Bochum. . Arbeitsagentur möchte Unternehmen dazu drängen, mehr behinderte Menschen einzustellen. „Sie sind meist gut qualifiziert, ausgesprochen motiviert und zuverlässig“, so Arbeitsagentur-Chef Udo Gleinsing. Doch noch immer sind viele Behinderte arbeitslos.

Plötzlich sah es in Rüdiger Bürgers Leben ziemlich düster aus. 35 Jahre lang kutschierte der Lkw-Fahrer Waren durch ganz Deutschland. „Mit dem 22-Tonner bin ich kreuz und quer durch die Lande geschippert“, erzählt er. Dann der Schock: Bei einer medizinischen Routinekontrolle wurden bei ihm verdächtige Blutwerte festgestellt. Die Diagnose: Bürger ist Diabetiker und gilt seither als schwerbehindert. „Meinen Lkw-Führerschein musste ich sofort abgeben“, sagt er.

Darauf folgte für den 57-jährigen Bochumer eine zermürbende Odyssee. Mal war er arbeitslos, dann als Leiharbeiter für wechselnde Firmen beschäftigt. „Aber da bin ich gesundheitlich nicht klar gekommen.“ Neun Jahre lang ging das so. „Ich hätte nicht damit gerechnet, jemals noch einen Job zu finden“, meint Bürger.
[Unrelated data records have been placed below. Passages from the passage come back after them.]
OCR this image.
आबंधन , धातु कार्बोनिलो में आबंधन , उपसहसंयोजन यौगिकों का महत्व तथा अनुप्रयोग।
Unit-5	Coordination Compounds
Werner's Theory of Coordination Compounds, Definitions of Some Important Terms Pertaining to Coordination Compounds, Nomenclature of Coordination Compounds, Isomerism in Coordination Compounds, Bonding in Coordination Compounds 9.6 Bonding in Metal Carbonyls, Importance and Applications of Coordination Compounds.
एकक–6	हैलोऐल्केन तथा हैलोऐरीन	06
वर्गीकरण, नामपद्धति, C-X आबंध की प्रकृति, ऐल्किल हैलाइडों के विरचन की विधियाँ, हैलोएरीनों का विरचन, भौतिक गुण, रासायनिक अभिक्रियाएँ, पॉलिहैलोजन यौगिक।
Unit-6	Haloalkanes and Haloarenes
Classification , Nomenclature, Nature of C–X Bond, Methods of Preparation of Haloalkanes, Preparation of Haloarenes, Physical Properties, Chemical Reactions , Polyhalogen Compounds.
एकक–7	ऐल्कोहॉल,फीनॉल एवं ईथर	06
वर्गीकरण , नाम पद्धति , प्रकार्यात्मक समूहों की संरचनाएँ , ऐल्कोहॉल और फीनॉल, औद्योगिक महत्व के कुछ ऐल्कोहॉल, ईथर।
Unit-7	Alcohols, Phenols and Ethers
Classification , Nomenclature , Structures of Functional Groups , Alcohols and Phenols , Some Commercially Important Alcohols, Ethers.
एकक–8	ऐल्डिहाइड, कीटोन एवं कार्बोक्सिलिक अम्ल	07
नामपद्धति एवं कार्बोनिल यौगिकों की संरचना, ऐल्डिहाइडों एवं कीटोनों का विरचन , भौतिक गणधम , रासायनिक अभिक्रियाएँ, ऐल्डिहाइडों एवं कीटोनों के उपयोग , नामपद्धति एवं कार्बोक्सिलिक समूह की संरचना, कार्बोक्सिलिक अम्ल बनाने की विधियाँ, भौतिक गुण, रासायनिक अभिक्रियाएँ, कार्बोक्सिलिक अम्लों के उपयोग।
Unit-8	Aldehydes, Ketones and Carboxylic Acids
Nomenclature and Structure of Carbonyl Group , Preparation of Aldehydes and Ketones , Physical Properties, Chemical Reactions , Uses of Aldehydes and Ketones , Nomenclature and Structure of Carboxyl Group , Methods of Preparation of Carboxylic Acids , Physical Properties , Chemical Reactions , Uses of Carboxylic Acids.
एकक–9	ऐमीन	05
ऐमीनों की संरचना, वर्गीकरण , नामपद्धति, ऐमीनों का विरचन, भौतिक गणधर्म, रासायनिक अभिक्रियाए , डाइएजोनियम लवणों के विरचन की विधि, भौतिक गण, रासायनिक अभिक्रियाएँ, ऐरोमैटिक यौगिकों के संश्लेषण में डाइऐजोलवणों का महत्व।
Doch dann hatte er Glück: Beim CAP-Lebensmittelmarkt der Diakonie in Laer wurde er nach einer dreiwöchigen Probezeit fest übernommen. Mit Unterstützung des Jobcenters arbeitet er dort seit Anfang Dezember als Fahrer. „Wir waren mit seiner Motivation so zufrieden, dass wir ihm einen Arbeitsvertrag angeboten haben“, sagt Werner Bracht, Geschäftsführer der Diakonischen Integrationsbetriebe. Auch Rüdiger Bürger ist sichtlich zufrieden: „Ganz ehrlich, für mich ist das wie ein Sechser im Lotto.“

Große Potenziale verschenkt

Allein: Bei der Einstellung von Menschen mit Behinderungen halten sich viele Unternehmen vornehm zurück. Mit einer Aktionswoche zu diesem Thema möchte die Arbeitsagentur jetzt verstärkt darauf aufmerksam machen, dass hier von den Arbeitgebern oftmals große Potenziale verschenkt werden. „Menschen mit Behinderungen haben oft viel zu bieten“, meint Udo Glantschnig, Chef der Arbeitsagentur. „Sie sind meist gut qualifiziert, ausgesprochen motiviert, zuverlässig, und Arbeit besitzt für sie einen hohen Stellenwert.“

Dass diese Menschen oft nur schwer eine Anstellung finden, würde meist lediglich daran liegen, dass sie einen Schwerbehinderten-Ausweis bei sich führen. „Und das ist nicht nur ein sozialpolitischer Unsinn. Auch auf dem Arbeitsmarkt werden auf diese Weise viele Potenziale einfach nicht ausgeschöpft“, so Glantschnig.

Barrieren in den Köpfen

Solche „Barrieren in den Köpfen vieler Unternehmer“ möchte die Arbeitsagentur so gut wie möglich abbauen. Zwar soll eine gesetzlich verankerte Mindestbeschäftigungsquote von fünf Prozent dabei helfen, dass auch behinderte Menschen einen Job finden. „Aber da können sich die Unternehmen mit einer Ausgleichsabgabe leicht freikaufen“, so Martina Fischer, Geschäftsführerin des Jobcenters. „Hier müssen noch dicke Bretter gebohrt werden.“

Doch warum? „In Zeiten des zunehmenden Fachkräftebedarfs auf qualifizierte Mitarbeiter zu verzichten, nur weil sie eine Behinderung haben, ist fast schon fahrlässig“, meint Glantschnig. Zumal die Arbeitsagentur und das Jobcenter die Betriebe nicht allein lassen würden. Ob bei Beratungen, Probebeschäftigungen oder Zuschüssen bei der Einstellung: „Wichtig ist nur, dass wir miteinander ins Gespräch kommen.“, meint der Chef der Arbeitsagentur.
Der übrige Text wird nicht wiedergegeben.